The boat trip was great fun, and it allowed us to add another mode of transport to this journey’s list (along with underground, plane, pick-up and taxi!). Aasiaat is the whale-watching capital of Greenland, and a few minutes into the journey we saw a whale! One of the crew pointed out the spray coming from its blow hole off in the distance, and its tail was visible as it dived down.
As we got closer to Disko Island the weather closed in, and we were sailing through very thick, low fog, so we retreated below deck to warm up. Before long though, the weather cleared and we were approaching Qeqertarsuaq. As we collected our luggage to disembark we spotted Ole (the chief scientist at Arctic Station), Akaar (the technician of AS), and their pick-up truck. It was great to see them again, and it was kind of them to come and collect us, considering we thought we were going to have to struggle the few kilometres to the station with our luggage. It was interesting to see Qeqertarsuaq in its summer bloom, with no snow or skidoos to be seen anywhere. Browns, greens, and yellows have replaced the white and black, which though stunning, can become monotonous. As we pulled into Arctic Station Ole pointed out that the Women’s Greenlandic Football Championship was taking place this week, on the football pitch next to Arctic Station. Akaar’s daughter is in the Qeqertarsuaq team, who are trying the better the silver medals they won last year.

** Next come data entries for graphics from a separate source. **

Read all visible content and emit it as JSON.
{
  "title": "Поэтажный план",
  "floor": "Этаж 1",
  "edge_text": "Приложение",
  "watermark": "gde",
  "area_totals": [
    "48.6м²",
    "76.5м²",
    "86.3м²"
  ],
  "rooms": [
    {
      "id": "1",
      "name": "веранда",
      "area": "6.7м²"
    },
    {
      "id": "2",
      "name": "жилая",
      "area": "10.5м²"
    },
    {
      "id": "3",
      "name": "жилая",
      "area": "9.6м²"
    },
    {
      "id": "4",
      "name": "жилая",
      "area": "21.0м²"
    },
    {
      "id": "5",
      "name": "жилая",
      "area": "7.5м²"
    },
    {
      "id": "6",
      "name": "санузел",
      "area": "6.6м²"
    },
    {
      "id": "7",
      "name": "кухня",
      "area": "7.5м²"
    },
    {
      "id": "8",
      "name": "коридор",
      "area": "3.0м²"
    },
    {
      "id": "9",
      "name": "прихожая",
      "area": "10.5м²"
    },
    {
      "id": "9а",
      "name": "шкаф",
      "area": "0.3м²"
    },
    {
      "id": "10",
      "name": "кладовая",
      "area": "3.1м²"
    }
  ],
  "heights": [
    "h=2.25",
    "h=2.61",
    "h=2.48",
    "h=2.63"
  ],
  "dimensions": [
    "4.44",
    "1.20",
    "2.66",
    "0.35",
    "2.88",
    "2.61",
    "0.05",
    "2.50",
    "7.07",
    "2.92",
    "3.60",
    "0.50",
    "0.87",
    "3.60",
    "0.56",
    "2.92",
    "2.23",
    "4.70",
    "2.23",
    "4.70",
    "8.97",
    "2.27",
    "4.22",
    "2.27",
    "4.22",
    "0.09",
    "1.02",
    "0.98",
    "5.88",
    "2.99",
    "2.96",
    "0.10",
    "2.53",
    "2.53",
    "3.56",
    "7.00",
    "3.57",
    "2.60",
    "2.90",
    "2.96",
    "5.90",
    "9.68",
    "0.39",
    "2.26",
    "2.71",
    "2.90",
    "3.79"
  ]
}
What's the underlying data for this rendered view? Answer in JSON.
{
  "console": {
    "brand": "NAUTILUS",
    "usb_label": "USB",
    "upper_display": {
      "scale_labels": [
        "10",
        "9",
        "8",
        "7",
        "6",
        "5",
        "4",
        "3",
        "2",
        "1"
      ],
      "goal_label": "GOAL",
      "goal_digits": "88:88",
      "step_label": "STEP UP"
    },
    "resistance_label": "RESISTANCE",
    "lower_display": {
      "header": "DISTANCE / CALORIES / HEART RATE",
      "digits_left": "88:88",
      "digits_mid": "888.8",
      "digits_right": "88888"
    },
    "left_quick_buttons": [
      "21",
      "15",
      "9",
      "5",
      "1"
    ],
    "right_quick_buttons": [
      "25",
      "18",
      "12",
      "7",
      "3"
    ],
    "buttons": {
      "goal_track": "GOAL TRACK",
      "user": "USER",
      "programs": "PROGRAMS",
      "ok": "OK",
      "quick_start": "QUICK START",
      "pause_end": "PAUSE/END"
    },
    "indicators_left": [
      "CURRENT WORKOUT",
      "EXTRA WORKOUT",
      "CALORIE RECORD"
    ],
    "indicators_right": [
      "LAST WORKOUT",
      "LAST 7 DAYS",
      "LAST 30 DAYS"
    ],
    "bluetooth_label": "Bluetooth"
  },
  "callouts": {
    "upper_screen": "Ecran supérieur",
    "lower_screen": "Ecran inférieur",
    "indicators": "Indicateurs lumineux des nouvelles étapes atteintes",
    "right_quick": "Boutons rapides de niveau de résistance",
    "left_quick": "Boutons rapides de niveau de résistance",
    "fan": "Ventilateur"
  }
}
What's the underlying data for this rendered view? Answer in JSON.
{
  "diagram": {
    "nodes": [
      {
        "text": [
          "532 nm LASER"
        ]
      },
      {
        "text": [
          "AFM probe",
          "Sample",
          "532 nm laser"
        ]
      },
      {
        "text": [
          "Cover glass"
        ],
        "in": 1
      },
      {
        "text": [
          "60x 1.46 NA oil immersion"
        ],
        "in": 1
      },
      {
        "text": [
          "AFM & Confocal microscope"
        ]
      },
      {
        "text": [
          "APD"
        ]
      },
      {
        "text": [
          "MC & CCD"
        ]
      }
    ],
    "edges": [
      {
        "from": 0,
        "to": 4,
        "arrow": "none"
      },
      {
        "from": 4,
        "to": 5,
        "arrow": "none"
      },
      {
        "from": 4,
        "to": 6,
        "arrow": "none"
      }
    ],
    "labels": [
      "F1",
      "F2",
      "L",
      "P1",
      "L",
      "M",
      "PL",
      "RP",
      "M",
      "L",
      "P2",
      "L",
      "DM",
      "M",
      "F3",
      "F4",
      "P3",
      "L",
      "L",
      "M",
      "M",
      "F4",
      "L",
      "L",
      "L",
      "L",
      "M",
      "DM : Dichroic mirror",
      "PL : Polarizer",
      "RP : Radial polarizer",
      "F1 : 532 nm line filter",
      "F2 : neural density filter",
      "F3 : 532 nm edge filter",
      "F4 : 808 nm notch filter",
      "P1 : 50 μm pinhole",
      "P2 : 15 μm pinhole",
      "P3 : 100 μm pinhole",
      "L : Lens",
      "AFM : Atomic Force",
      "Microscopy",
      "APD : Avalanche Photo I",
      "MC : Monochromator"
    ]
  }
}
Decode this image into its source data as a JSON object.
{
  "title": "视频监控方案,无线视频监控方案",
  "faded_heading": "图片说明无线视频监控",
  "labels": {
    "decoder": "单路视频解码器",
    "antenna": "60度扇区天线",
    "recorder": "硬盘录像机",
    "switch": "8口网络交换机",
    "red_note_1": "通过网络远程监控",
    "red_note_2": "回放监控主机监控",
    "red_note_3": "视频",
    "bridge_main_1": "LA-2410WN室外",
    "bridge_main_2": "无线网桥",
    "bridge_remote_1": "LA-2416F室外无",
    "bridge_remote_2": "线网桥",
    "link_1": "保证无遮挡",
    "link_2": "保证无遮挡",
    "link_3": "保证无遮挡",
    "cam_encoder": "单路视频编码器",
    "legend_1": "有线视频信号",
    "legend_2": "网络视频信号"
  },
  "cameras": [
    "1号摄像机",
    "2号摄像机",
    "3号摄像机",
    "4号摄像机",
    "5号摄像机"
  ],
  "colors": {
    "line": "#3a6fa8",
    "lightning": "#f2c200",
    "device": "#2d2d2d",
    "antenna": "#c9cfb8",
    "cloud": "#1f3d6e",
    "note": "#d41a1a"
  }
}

Once we’d unpacked our bags (and the small mountain of food we’d left behind from our last visit) we were fortunate to bump into Bo Elberling, a Professor at the University of Copenhagen and Director of the Centre for Permafrost (CENPERM). We’d been in email contact with Bo throughout the past year as CENPERM are carrying out intensive monitoring of the local permafrost. It was great to meet him in person, and we discussed some possible future collaborations. We haven’t been able to collect the crate of equipment that we shipped out yet, but luckily we do have enough to begin some work tomorrow. Hopefully we’ll have enough clothes to last until we can collect our shipping on Monday…
As we discussed in a previous post, we are interested in the state of the permafrost on Disko, especially how it behaves directly in front of a glacier. As we have two full weeks out here, we have a long (and growing) list of things we want to do. Firstly, we’re going to use the ground penetrating radar (GPR) to scan the area that Bo and his team at CENPERM have been monitoring close to Arctic Station. This will help us to calibrate our equipment without walking too far, and also help to develop a 3-D image of the permafrost that can be combined with the high resolution monitoring data already in progress. After this we’re going to head to our site at Chamberlain Gletscher in Blæsdalen to re-run the GPR lines we collected in April. This will allow us to assess the changes in the upper (‘active’) layer of the permafrost as it has melted during the Spring. We are also hoping to scan the glacier snout itself, so that we can begin to characterise its thermal regime. While the weather is more favourable, we also intend to complete a good deal of our geomorphological mapping surrounding Lyngmarksbræn.
Though it is a lot warmer compared to April, the summer field-season does cause some complications. The valley floor which we strolled along in crampons in April is now a 1 kilometre wide, 5 kilometre long bog which we need to avoid, and the snow bridges we used to cross a river valley no longer exist. Though this is likely to add hours onto our walk, and means that we will be camping at the site, we have plenty of time to carry out our work, and it will definitely be worth it. Besides, with enough Soreen anything is possible (other brands of malt loaf are available)!